In the recent federal election, the Liberals and Conservatives both campaigned on lowering income taxes to ease the burden on working- and middle-class Canadians. Sure enough, an income tax cut is planned for July 1st.
This focus on tax cuts raises the question: how much of a burden are income taxes on the typical Canadian?
The “typical Canadian”—defined as the median income earner—is currently taxed at an average of just over 17 percent (federal plus provincial). The upcoming tax cut will decrease that by about half a percentage point, bringing it to just under 17 percent.
But how much you pay in income taxes varies depending on where you live and how much the “typical” person makes in each province. In Nova Scotia, where income taxes are highest, someone earning the provincial median income pays one-fifth of their income in tax. Those in British Columbia and Ontario pay the least, at 15 percent. Meanwhile, median earners in half of Canada’s provinces—including Quebec, Manitoba, and Saskatchewan—pay somewhere in the middle at 18 percent.
All that said, are those numbers high? They are when you look across the border.
Median income earners in every U.S. state have a lighter tax burden than Canadians do—usually by a lot. In California, often thought of as a high-tax state, the median income earner’s combined tax bill is 10 percent—the U.S. average. That falls to just 7-8 percent for the nine states with no state-level income tax, like Texas, Florida, and Washington.
To put that into perspective, if Canada’s combined average income tax rate were the same as in the U.S., the typical Canadian would save almost $4,000 a year. But even seemingly small tax cuts can have an impact, like the change coming on July 1st—it reduces the lowest federal tax bracket by one percentage point, and will save the typical Canadian around $400 a year.

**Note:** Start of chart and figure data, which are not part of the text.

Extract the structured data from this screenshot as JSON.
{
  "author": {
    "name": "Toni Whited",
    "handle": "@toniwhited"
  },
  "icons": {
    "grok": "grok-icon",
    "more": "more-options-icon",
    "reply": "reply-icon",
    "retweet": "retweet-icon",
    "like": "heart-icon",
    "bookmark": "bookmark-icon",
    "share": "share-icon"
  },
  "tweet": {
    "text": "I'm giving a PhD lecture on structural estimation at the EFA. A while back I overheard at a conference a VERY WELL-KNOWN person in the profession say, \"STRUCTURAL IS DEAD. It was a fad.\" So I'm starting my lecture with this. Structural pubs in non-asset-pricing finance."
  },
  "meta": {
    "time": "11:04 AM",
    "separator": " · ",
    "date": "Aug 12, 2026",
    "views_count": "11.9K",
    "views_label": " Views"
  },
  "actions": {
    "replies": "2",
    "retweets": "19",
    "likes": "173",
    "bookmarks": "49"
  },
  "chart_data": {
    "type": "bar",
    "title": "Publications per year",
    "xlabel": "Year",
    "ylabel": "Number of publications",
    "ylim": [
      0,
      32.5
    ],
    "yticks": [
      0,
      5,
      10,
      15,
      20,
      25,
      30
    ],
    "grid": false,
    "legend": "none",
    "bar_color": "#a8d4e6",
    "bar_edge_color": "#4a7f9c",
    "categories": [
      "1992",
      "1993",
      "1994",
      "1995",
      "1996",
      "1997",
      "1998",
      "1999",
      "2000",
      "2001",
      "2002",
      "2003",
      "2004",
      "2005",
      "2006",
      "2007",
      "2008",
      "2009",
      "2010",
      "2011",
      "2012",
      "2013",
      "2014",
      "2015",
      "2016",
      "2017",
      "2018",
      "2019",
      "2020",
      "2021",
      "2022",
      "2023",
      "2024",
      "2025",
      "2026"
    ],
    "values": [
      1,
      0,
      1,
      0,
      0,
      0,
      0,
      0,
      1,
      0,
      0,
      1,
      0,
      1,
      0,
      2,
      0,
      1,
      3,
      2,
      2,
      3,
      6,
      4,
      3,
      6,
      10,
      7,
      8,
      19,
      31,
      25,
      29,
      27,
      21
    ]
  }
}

It’s important to note that income taxes are only part of the story when it comes to the impact on our take-home pay—and how that compares to the average American. Sales taxes, property taxes, and payroll taxes also chip away at income. But the differences in these taxes between Canada and the U.S. don’t seem to favour one country or the other.
Of course, the higher taxes Canadians pay aren’t for nothing. Governments use that revenue to provide far more generous family and unemployment benefits than in the U.S, as well as things like subsidized post-secondary education and government-funded universal health care. In the U.S., those costs don’t show up on the tax bill, but Americans still pay them at the end of the day.
Still, few Canadians would object to some tax relief, especially while affordability challenges persist across the country. The planned tax cut isn’t a game-changer, but it offers Canadians at least a little breathing room.